W związku z przymrozkami jakie dotknęły sadowników w okresie wielkanocnym i zapowiadanymi ujemnymi temperaturami w kolejnych dniach, Związek Sadowników RP wystosował do Ministra Rolnictwa i Rozwoju Wsi pismo z prośbą o uruchomienie mechanizmów pomocowych.
W minionych dniach (16,17 kwietnia ) w całej Polsce wystąpiły silne przymrozki, które dotknęły rejony sadownicze i spowodowały zniszczenia niemalże we wszystkich gatunkach upraw ogrodniczych. Związek Sadowników RP jako reprezentant polskich sadowników zwraca się z wnioskiem o szybką reakcję i uruchomienie mechanizmów pomocowych. Bardzo istotne jest, żeby straty zostały sprawnie oszacowane, szybkość działania jest ważna, ze względu na specyfikę sektora sadowniczego i tak już bardzo osłabionego przez skutki rosyjskiego embarga - czytamy w piśmie skierowanym do Krzysztofa Jurgiela.
W przypadku wielu gospodarstw zniszczeniu uległy całe plantacje, co może doprowadzić do ich bankructwa.

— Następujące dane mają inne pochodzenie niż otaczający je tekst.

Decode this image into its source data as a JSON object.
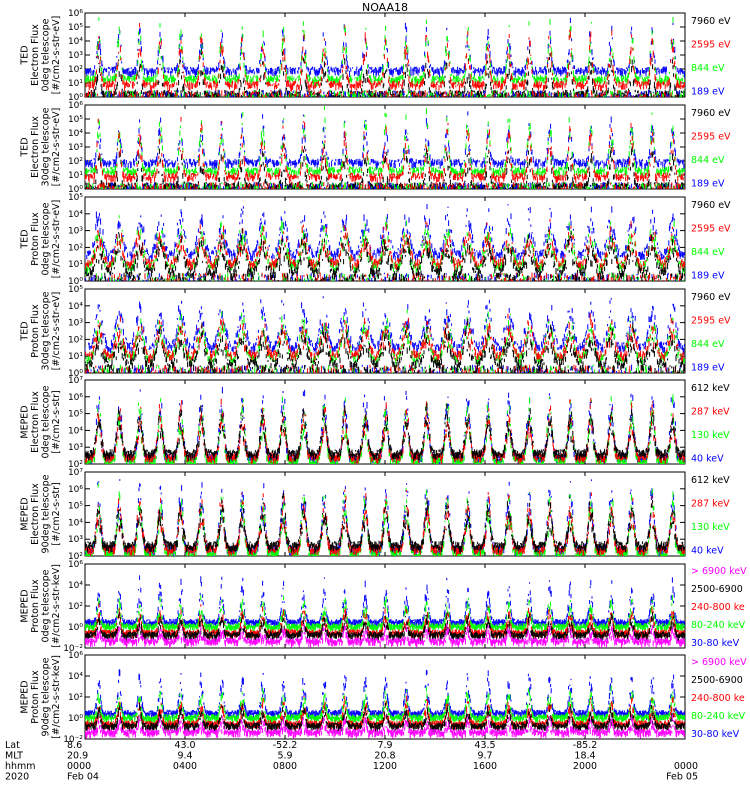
{
  "title": "NOAA18",
  "colors": {
    "black": "#000000",
    "blue": "#0000ff",
    "red": "#ff0000",
    "green": "#00ff00",
    "magenta": "#ff00ff"
  },
  "chart_data": {
    "type": "line",
    "x_start": "2020 Feb 04 0000",
    "x_end": "2020 Feb 05 0000",
    "x_unit": "hours",
    "xlim": [
      0,
      24
    ],
    "panels": [
      {
        "ylabel_lines": [
          "TED",
          "Electron Flux",
          "0deg telescope",
          "[#/cm2-s-str-eV]"
        ],
        "ylim_exp": [
          0,
          6
        ],
        "tick_labels": [
          "10⁰",
          "10¹",
          "10²",
          "10³",
          "10⁴",
          "10⁵",
          "10⁶"
        ],
        "legend": [
          {
            "label": "7960 eV",
            "color": "#000000"
          },
          {
            "label": "2595 eV",
            "color": "#ff0000"
          },
          {
            "label": "844 eV",
            "color": "#00ff00"
          },
          {
            "label": "189 eV",
            "color": "#0000ff"
          }
        ]
      },
      {
        "ylabel_lines": [
          "TED",
          "Electron Flux",
          "30deg telescope",
          "[#/cm2-s-str-eV]"
        ],
        "ylim_exp": [
          0,
          6
        ],
        "tick_labels": [
          "10⁰",
          "10¹",
          "10²",
          "10³",
          "10⁴",
          "10⁵",
          "10⁶"
        ],
        "legend": [
          {
            "label": "7960 eV",
            "color": "#000000"
          },
          {
            "label": "2595 eV",
            "color": "#ff0000"
          },
          {
            "label": "844 eV",
            "color": "#00ff00"
          },
          {
            "label": "189 eV",
            "color": "#0000ff"
          }
        ]
      },
      {
        "ylabel_lines": [
          "TED",
          "Proton Flux",
          "0deg telescope",
          "[#/cm2-s-str-eV]"
        ],
        "ylim_exp": [
          0,
          5
        ],
        "tick_labels": [
          "10⁰",
          "10¹",
          "10²",
          "10³",
          "10⁴",
          "10⁵"
        ],
        "legend": [
          {
            "label": "7960 eV",
            "color": "#000000"
          },
          {
            "label": "2595 eV",
            "color": "#ff0000"
          },
          {
            "label": "844 eV",
            "color": "#00ff00"
          },
          {
            "label": "189 eV",
            "color": "#0000ff"
          }
        ]
      },
      {
        "ylabel_lines": [
          "TED",
          "Proton Flux",
          "30deg telescope",
          "[#/cm2-s-str-eV]"
        ],
        "ylim_exp": [
          0,
          5
        ],
        "tick_labels": [
          "10⁰",
          "10¹",
          "10²",
          "10³",
          "10⁴",
          "10⁵"
        ],
        "legend": [
          {
            "label": "7960 eV",
            "color": "#000000"
          },
          {
            "label": "2595 eV",
            "color": "#ff0000"
          },
          {
            "label": "844 eV",
            "color": "#00ff00"
          },
          {
            "label": "189 eV",
            "color": "#0000ff"
          }
        ]
      },
      {
        "ylabel_lines": [
          "MEPED",
          "Electron Flux",
          "0deg telescope",
          "[#/cm2-s-str]"
        ],
        "ylim_exp": [
          2,
          7
        ],
        "tick_labels": [
          "10²",
          "10³",
          "10⁴",
          "10⁵",
          "10⁶",
          "10⁷"
        ],
        "legend": [
          {
            "label": "612 keV",
            "color": "#000000"
          },
          {
            "label": "287 keV",
            "color": "#ff0000"
          },
          {
            "label": "130 keV",
            "color": "#00ff00"
          },
          {
            "label": "40 keV",
            "color": "#0000ff"
          }
        ]
      },
      {
        "ylabel_lines": [
          "MEPED",
          "Electron Flux",
          "90deg telescope",
          "[#/cm2-s-str]"
        ],
        "ylim_exp": [
          2,
          7
        ],
        "tick_labels": [
          "10²",
          "10³",
          "10⁴",
          "10⁵",
          "10⁶",
          "10⁷"
        ],
        "legend": [
          {
            "label": "612 keV",
            "color": "#000000"
          },
          {
            "label": "287 keV",
            "color": "#ff0000"
          },
          {
            "label": "130 keV",
            "color": "#00ff00"
          },
          {
            "label": "40 keV",
            "color": "#0000ff"
          }
        ]
      },
      {
        "ylabel_lines": [
          "MEPED",
          "Proton Flux",
          "0deg telescope",
          "[#/cm2-s-str-keV]"
        ],
        "ylim_exp": [
          -2,
          6
        ],
        "tick_labels": [
          "10⁻²",
          "10⁰",
          "10²",
          "10⁴",
          "10⁶"
        ],
        "legend": [
          {
            "label": "> 6900 keV",
            "color": "#ff00ff"
          },
          {
            "label": "2500-6900",
            "color": "#000000"
          },
          {
            "label": "240-800 ke",
            "color": "#ff0000"
          },
          {
            "label": "80-240 keV",
            "color": "#00ff00"
          },
          {
            "label": "30-80 keV",
            "color": "#0000ff"
          }
        ]
      },
      {
        "ylabel_lines": [
          "MEPED",
          "Proton Flux",
          "90deg telescope",
          "[#/cm2-s-str-keV]"
        ],
        "ylim_exp": [
          -2,
          6
        ],
        "tick_labels": [
          "10⁻²",
          "10⁰",
          "10²",
          "10⁴",
          "10⁶"
        ],
        "legend": [
          {
            "label": "> 6900 keV",
            "color": "#ff00ff"
          },
          {
            "label": "2500-6900",
            "color": "#000000"
          },
          {
            "label": "240-800 ke",
            "color": "#ff0000"
          },
          {
            "label": "80-240 keV",
            "color": "#00ff00"
          },
          {
            "label": "30-80 keV",
            "color": "#0000ff"
          }
        ]
      }
    ],
    "footer": {
      "row_labels": [
        "Lat",
        "MLT",
        "hhmm",
        "2020"
      ],
      "columns": [
        {
          "lat": "8.6",
          "mlt": "20.9",
          "hhmm": "0000",
          "date": "Feb 04"
        },
        {
          "lat": "43.0",
          "mlt": "9.4",
          "hhmm": "0400",
          "date": ""
        },
        {
          "lat": "-52.2",
          "mlt": "5.9",
          "hhmm": "0800",
          "date": ""
        },
        {
          "lat": "7.9",
          "mlt": "20.8",
          "hhmm": "1200",
          "date": ""
        },
        {
          "lat": "43.5",
          "mlt": "9.7",
          "hhmm": "1600",
          "date": ""
        },
        {
          "lat": "-85.2",
          "mlt": "18.4",
          "hhmm": "2000",
          "date": ""
        },
        {
          "lat": "",
          "mlt": "",
          "hhmm": "0000",
          "date": "Feb 05"
        }
      ]
    }
  }
}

- Istnieje realne niebezpieczeństwo, że rozwój sadownictwa może zostać zahamowany, jeśli resort rolnictwa w porę nie podejmie odpowiednich działań. Dla pokrycia poniesionych strat potrzebne będą środki finansowe najlepiej w formule rekompensat na jeden hektar uszkodzonych upraw. Trzeba dodać, że ubezpieczyciele odmawiali sadownikom ubezpieczenia upraw, tłumacząc się brakiem podstaw prawnych i dokładnych wytycznych - pisze Mirosław Maliszewski w imieniu Związku Sadowników RP.